The current discrimination would be removed if the Regional Companies stopped validating AT & T's calling cards until they had the ability to validate the calling cards of all interexchange carriers who wanted their calling card to have access to the local market. This remedy, however, runs the risk that the Regional Companies will never achieve that ability having no incentive to do so, and that they will instead entrench their own cards as the only universal calling cards. The only productive remedy therefore is to achieve validation of the cards of all interexchange carriers, not merely AT & T's.
The Department of Justice states that, notwithstanding the current violation, it cannot ask the Court for remedial action because it does not know how, technologically, the Regional Companies can validate the calling cards of interexchange carriers other than AT & T.
Likewise, neither the Regional Companies nor the interexchange carriers have informed the Court how the existing technological problems may be solved.
It appears that the principal difficulty is the receipt by the Regional Companies of the necessary data from the interexchange carriers and the need to program Regional Company equipment to permit it to recognize the issuing carriers' cards for validation purposes. This clearly should not be an insuperable problem if the parties will work together toward that end.
The several Regional Companies have suggested in various ways that within the next few months they will be able to submit to the Court their proposed remedies.
On this basis, the Court is ordering the Regional Companies to submit to the Court by January 1, 1989 proposed remedies that would afford to the calling cards of the interexchange carriers the same acceptance as is now given to AT & T cards.

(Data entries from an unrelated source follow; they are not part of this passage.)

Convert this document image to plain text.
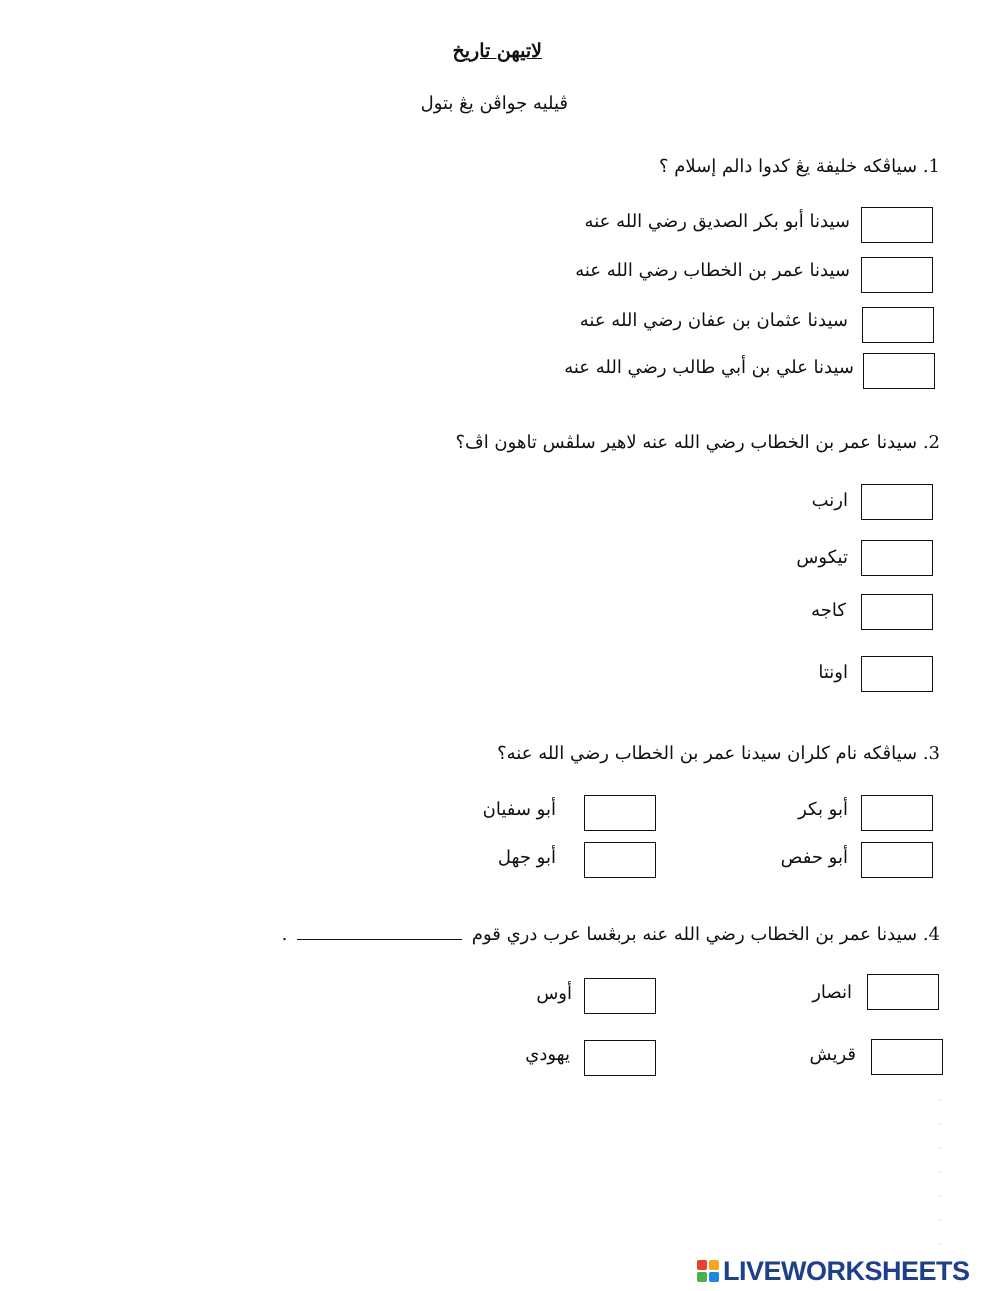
لاتيهن تاريخ
ڤيليه جواڤن يڠ بتول
1. سياڤكه خليفة يڠ كدوا دالم إسلام ؟
سيدنا أبو بكر الصديق رضي الله عنه
سيدنا عمر بن الخطاب رضي الله عنه
سيدنا عثمان بن عفان رضي الله عنه
سيدنا علي بن أبي طالب رضي الله عنه
2. سيدنا عمر بن الخطاب رضي الله عنه لاهير سلڤس تاهون اڤ؟
ارنب
تيكوس
كاجه
اونتا
3. سياڤكه نام كلران سيدنا عمر بن الخطاب رضي الله عنه؟
أبو بكر
أبو سفيان
أبو حفص
أبو جهل
4. سيدنا عمر بن الخطاب رضي الله عنه بربڠسا عرب دري قوم  .
انصار
أوس
قريش
يهودي
·
·
·
·
·
·
·
LIVEWORKSHEETS
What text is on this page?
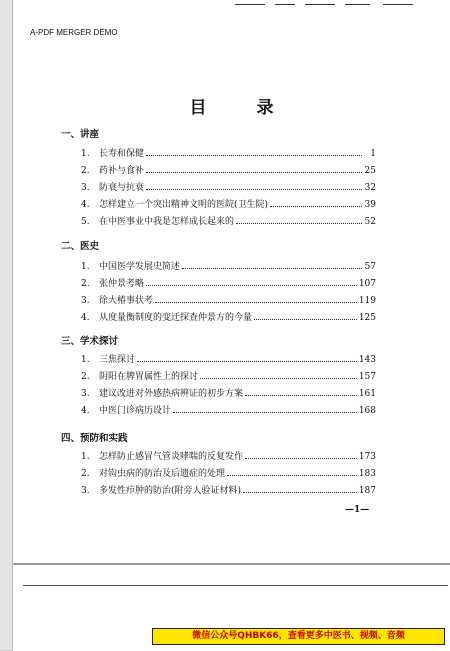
A-PDF MERGER DEMO
目 录
一、讲座
1.	长寿和保健	1
2.	药补与食补	25
3.	防衰与抗衰	32
4.	怎样建立一个突出精神文明的医院(卫生院)	39
5.	在中医事业中我是怎样成长起来的	52
二、医史
1.	中国医学发展史简述	57
2.	张仲景考略	107
3.	徐大椿事状考	119
4.	从度量衡制度的变迁探查仲景方的今量	125
三、学术探讨
1.	三焦探讨	143
2.	阴阳在脾胃属性上的探讨	157
3.	建议改进对外感热病辨证的初步方案	161
4.	中医门诊病历设计	168
四、预防和实践
1.	怎样防止感冒气管炎哮喘的反复发作	173
2.	对钩虫病的防治及后遗症的处理	183
3.	多发性疖肿的防治(附旁人验证材料)	187
—1—
微信公众号QHBK66，查看更多中医书、视频、音频
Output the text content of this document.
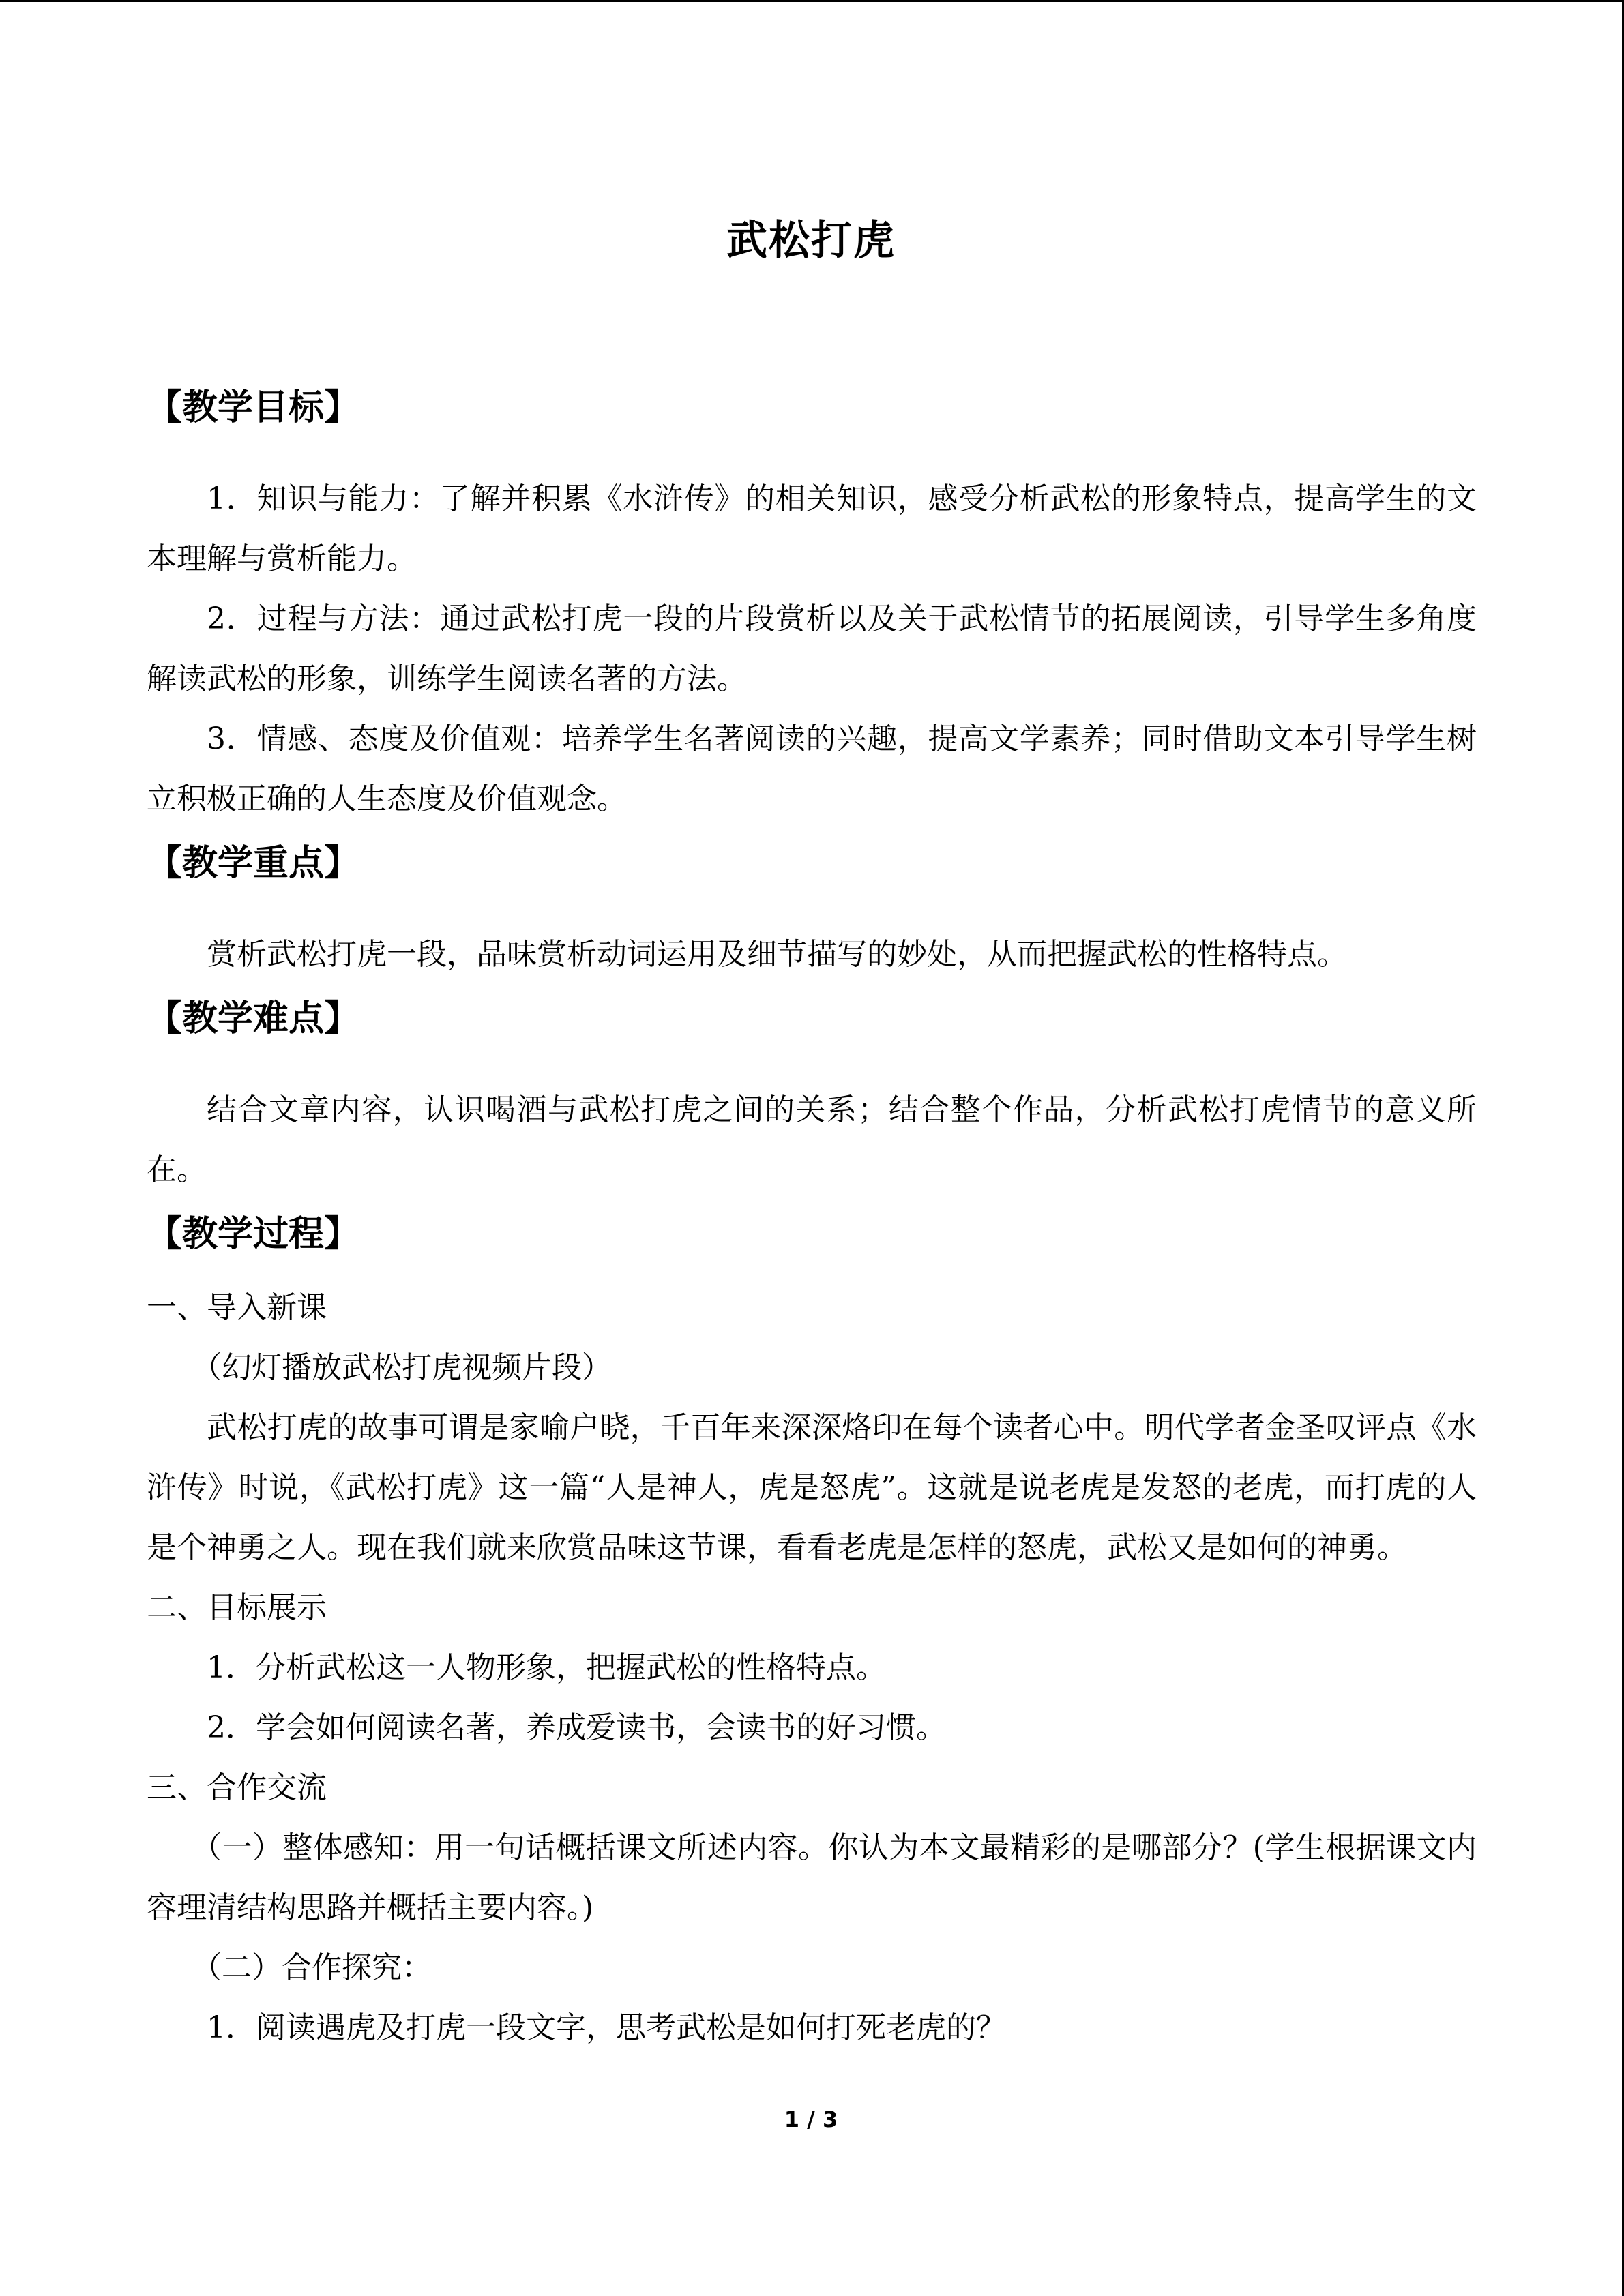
武松打虎
【教学目标】

1．知识与能力：了解并积累《水浒传》的相关知识，感受分析武松的形象特点，提高学生的文本理解与赏析能力。

2．过程与方法：通过武松打虎一段的片段赏析以及关于武松情节的拓展阅读，引导学生多角度解读武松的形象，训练学生阅读名著的方法。

3．情感、态度及价值观：培养学生名著阅读的兴趣，提高文学素养；同时借助文本引导学生树立积极正确的人生态度及价值观念。

【教学重点】

赏析武松打虎一段，品味赏析动词运用及细节描写的妙处，从而把握武松的性格特点。

【教学难点】

结合文章内容，认识喝酒与武松打虎之间的关系；结合整个作品，分析武松打虎情节的意义所在。

【教学过程】

一、导入新课

（幻灯播放武松打虎视频片段）

武松打虎的故事可谓是家喻户晓，千百年来深深烙印在每个读者心中。明代学者金圣叹评点《水浒传》时说，《武松打虎》这一篇“人是神人，虎是怒虎”。这就是说老虎是发怒的老虎，而打虎的人是个神勇之人。现在我们就来欣赏品味这节课，看看老虎是怎样的怒虎，武松又是如何的神勇。

二、目标展示

1．分析武松这一人物形象，把握武松的性格特点。

2．学会如何阅读名著，养成爱读书，会读书的好习惯。

三、合作交流

（一）整体感知：用一句话概括课文所述内容。你认为本文最精彩的是哪部分？(学生根据课文内容理清结构思路并概括主要内容。)

（二）合作探究：

1．阅读遇虎及打虎一段文字，思考武松是如何打死老虎的？

1 / 3
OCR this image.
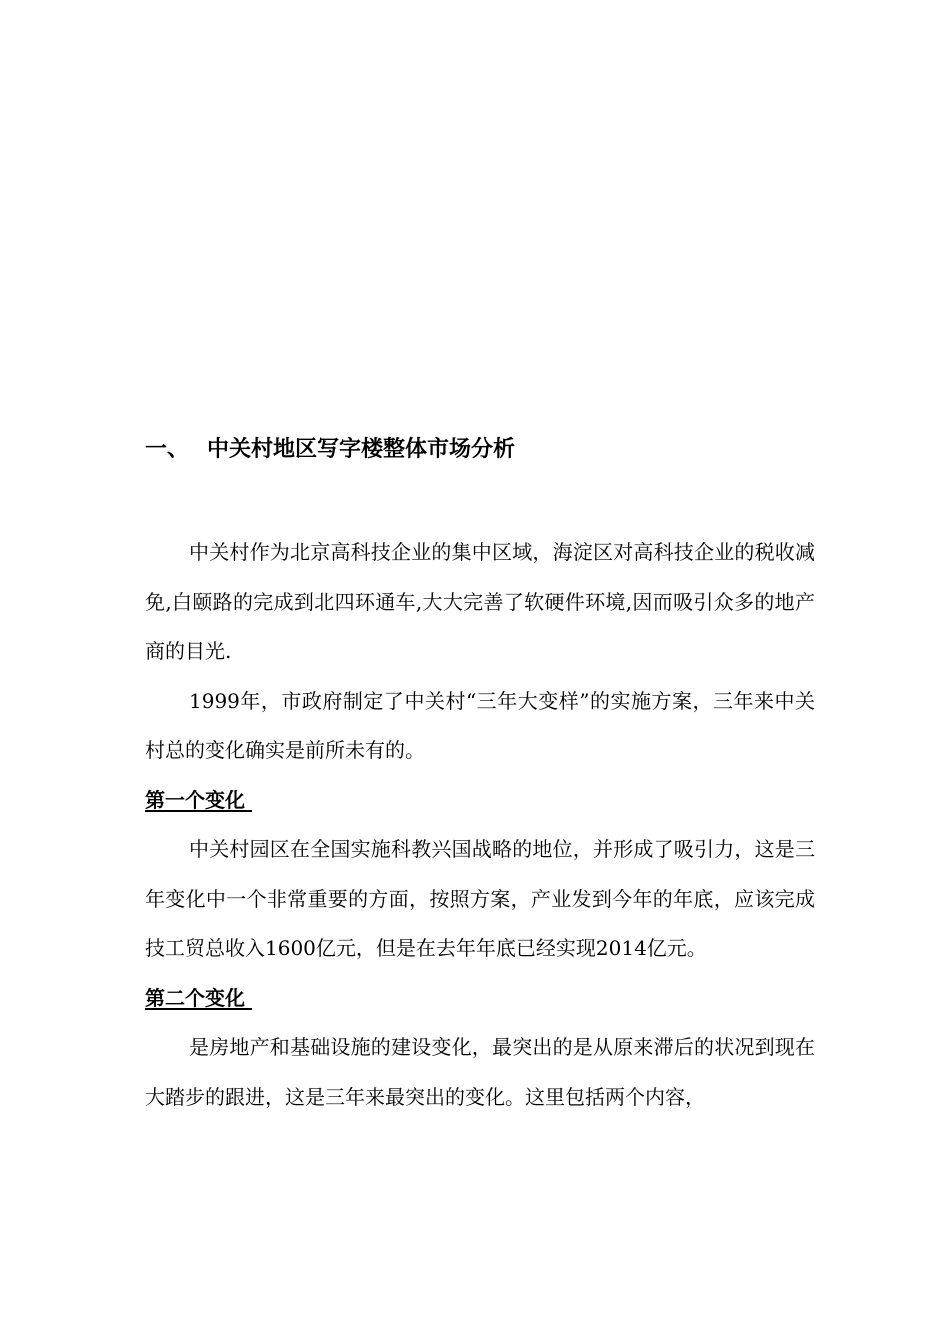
一、 中关村地区写字楼整体市场分析

中关村作为北京高科技企业的集中区域，海淀区对高科技企业的税收减免,白颐路的完成到北四环通车,大大完善了软硬件环境,因而吸引众多的地产商的目光.

1999年，市政府制定了中关村“三年大变样”的实施方案，三年来中关村总的变化确实是前所未有的。

第一个变化

中关村园区在全国实施科教兴国战略的地位，并形成了吸引力，这是三年变化中一个非常重要的方面，按照方案，产业发到今年的年底，应该完成技工贸总收入1600亿元，但是在去年年底已经实现2014亿元。

第二个变化

是房地产和基础设施的建设变化，最突出的是从原来滞后的状况到现在大踏步的跟进，这是三年来最突出的变化。这里包括两个内容，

Regional Company-Owned Public Telephones
The Regional Companies own large numbers of public telephones that are located on premises owned or controlled by others, including pay telephones in such places accessible to the public as airports, hotel lobbies, service stations, and bars. These public telephones generate enormous revenue: there are said to be 1.7 million Regional Company public telephones, yielding $ 2.5 billion in annual revenue.
With respect to the matter of payment for the calls, two types of long distance calls are made from such public telephones: (1) calls which are paid for by coins deposited in the telephone mechanism, also known as 1 or coin sent-paid
calls, and (2) all other calls, also known as 0 or operator-assisted
calls. It is appropriate to consider first the 0 calls since they constitute by far the majority of the public telephone traffic.
A. Operator Calls
The Regional Companies route all 0 calls
from their public telephones to AT & T, yielding that company over one billion dollars annually,
even though other interexchange carriers now have the operator systems capacity to handle these calls. There is no serious dispute that this practice is discriminatory and violative of sections II(A) and II(B) of the decree, and the Court so concludes. The question is what system is to take its place.
The Regional Companies, the Department of Justice, and others all agree that a system which permits the billed party to select the interexchange carrier of his choice simply by dialing 0 most perfectly comports with the language and purposes of the decree.
That is clearly correct. Section (A)(2)(ii) of Appendix B of the decree unambiguously requires the Regional Companies to
offer . . . access that permits each subscriber automatically to route, without the use of access codes, all the subscriber's interexchange communications to the interexchange carrier of the customer's designation (emphasis added).